The best and most affective way I have found to help sooth my chest is to eat bread (to soak up the terribly acidy crap thats sitting in my chest and throat) followed my a cough drop to help numb my throat a bit and aid in my breathing normally again. And then I find myself awake for quite some time. I was told by a fellow person with gerd that if you get up and walk around the house it helps everything settle down. Really, it does help me immensely.

So now, I am awake at 1:40 in the morning, blogging about gerd. How lovely of you to read. Facebook is still incredibly boring.

The times they do fly by

So I consider myself somewhat of a half finishable person. I have several brilliant ideas, and I have several things I want to do with myself, and projects I want to create, and places I want to go. These projects I only really finish about half of.

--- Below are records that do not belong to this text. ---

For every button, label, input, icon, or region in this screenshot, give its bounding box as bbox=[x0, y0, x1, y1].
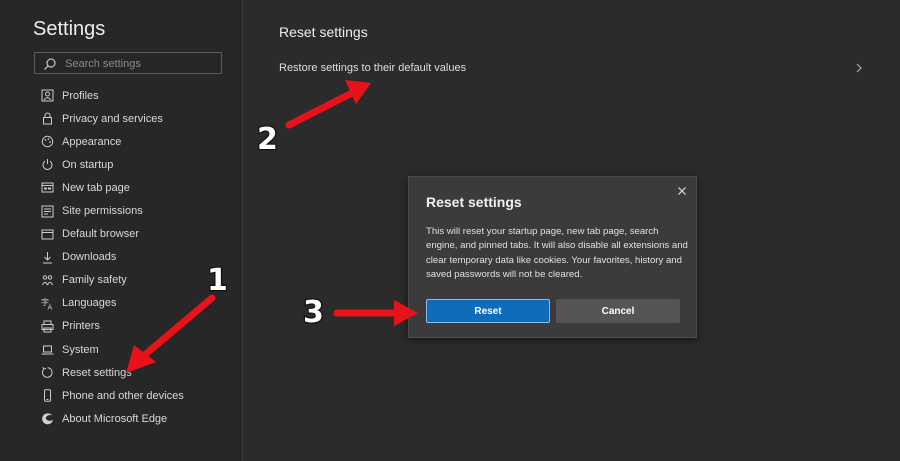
edge-icon bbox=[41, 412, 54, 425]
sidebar-item-label: Printers bbox=[62, 320, 100, 333]
search-box[interactable] bbox=[34, 52, 222, 74]
sidebar-item-label: Profiles bbox=[62, 89, 99, 102]
site-permissions-icon bbox=[41, 205, 54, 218]
chevron-right-icon bbox=[854, 63, 864, 73]
sidebar-item-about[interactable]: About Microsoft Edge bbox=[0, 407, 242, 430]
sidebar-item-label: Reset settings bbox=[62, 366, 132, 379]
restore-defaults-label: Restore settings to their default values bbox=[279, 62, 467, 74]
restore-defaults-row[interactable]: Restore settings to their default values bbox=[279, 58, 864, 78]
sidebar-item-printers[interactable]: Printers bbox=[0, 315, 242, 338]
step-3-label: 3 bbox=[303, 295, 324, 330]
arrow-step2 bbox=[285, 80, 371, 129]
reset-button[interactable]: Reset bbox=[426, 299, 550, 323]
dialog-title: Reset settings bbox=[426, 194, 522, 210]
sidebar-item-default-browser[interactable]: Default browser bbox=[0, 223, 242, 246]
sidebar-item-profiles[interactable]: Profiles bbox=[0, 84, 242, 107]
sidebar-item-label: About Microsoft Edge bbox=[62, 412, 168, 425]
dialog-message: This will reset your startup page, new t… bbox=[426, 226, 688, 281]
sidebar-item-label: Site permissions bbox=[62, 205, 143, 218]
sidebar-item-label: New tab page bbox=[62, 181, 130, 194]
sidebar-item-label: Family safety bbox=[62, 274, 127, 287]
sidebar-item-label: On startup bbox=[62, 158, 114, 171]
sidebar-item-languages[interactable]: 字A Languages bbox=[0, 292, 242, 315]
sidebar-item-appearance[interactable]: Appearance bbox=[0, 130, 242, 153]
download-icon bbox=[41, 251, 54, 264]
sidebar-item-phone[interactable]: Phone and other devices bbox=[0, 384, 242, 407]
new-tab-icon bbox=[41, 181, 54, 194]
reset-dialog: Reset settings This will reset your star… bbox=[408, 176, 697, 338]
sidebar-item-family-safety[interactable]: Family safety bbox=[0, 269, 242, 292]
sidebar-item-label: System bbox=[62, 343, 99, 356]
sidebar-title: Settings bbox=[33, 18, 106, 40]
sidebar-nav: Profiles Privacy and services Appearance… bbox=[0, 84, 242, 430]
sidebar-item-label: Privacy and services bbox=[62, 112, 163, 125]
reset-icon bbox=[41, 366, 54, 379]
family-icon bbox=[41, 274, 54, 287]
phone-icon bbox=[41, 389, 54, 402]
sidebar: Settings Profiles Privacy and services A… bbox=[0, 0, 243, 461]
palette-icon bbox=[41, 135, 54, 148]
close-icon[interactable] bbox=[676, 184, 688, 196]
languages-icon: 字A bbox=[41, 297, 54, 310]
sidebar-item-label: Languages bbox=[62, 297, 117, 310]
page-title: Reset settings bbox=[279, 24, 368, 40]
sidebar-item-label: Phone and other devices bbox=[62, 389, 184, 402]
sidebar-item-reset-settings[interactable]: Reset settings bbox=[0, 361, 242, 384]
printer-icon bbox=[41, 320, 54, 333]
step-2-label: 2 bbox=[257, 122, 278, 157]
search-icon bbox=[43, 57, 57, 71]
power-icon bbox=[41, 158, 54, 171]
sidebar-item-label: Appearance bbox=[62, 135, 122, 148]
svg-text:A: A bbox=[48, 303, 53, 310]
cancel-button[interactable]: Cancel bbox=[556, 299, 680, 323]
sidebar-item-privacy[interactable]: Privacy and services bbox=[0, 107, 242, 130]
arrow-step3 bbox=[333, 300, 418, 326]
sidebar-item-system[interactable]: System bbox=[0, 338, 242, 361]
sidebar-item-label: Default browser bbox=[62, 228, 140, 241]
sidebar-item-downloads[interactable]: Downloads bbox=[0, 246, 242, 269]
laptop-icon bbox=[41, 343, 54, 356]
search-input[interactable] bbox=[63, 55, 217, 73]
browser-icon bbox=[41, 228, 54, 241]
sidebar-item-site-permissions[interactable]: Site permissions bbox=[0, 199, 242, 222]
lock-icon bbox=[41, 112, 54, 125]
sidebar-item-startup[interactable]: On startup bbox=[0, 153, 242, 176]
profile-icon bbox=[41, 89, 54, 102]
sidebar-item-new-tab[interactable]: New tab page bbox=[0, 176, 242, 199]
sidebar-item-label: Downloads bbox=[62, 251, 117, 264]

Blogging is one of those things. I could be on a great streak, and then months (or years in my case) could go by and I have not completed anything, or updated my life at all. This possibly stems from the fact that I really think my life is unnecessarily boring and mundane. Or it could just be that I am a lazy fella.

Either way, here I am again in my attempts to blog. Somewhat upon request from a friend, and somewhat upon the fact that I feel like I have so many things to say and so little of it that is actually said, or said for people to hear or read. I am even terrible at writing in my own personal, my eyes only journal. It leads me to feeling guilty and confused, and then I find myself apologizing for not ever writing in my journal, and that I HOPE it can forgive me. In all honesty I think that I should just stop making myself these promises that I am not going to complete. So when I blog I blog... and this is me reattempting to get back (or get started rather)a blog.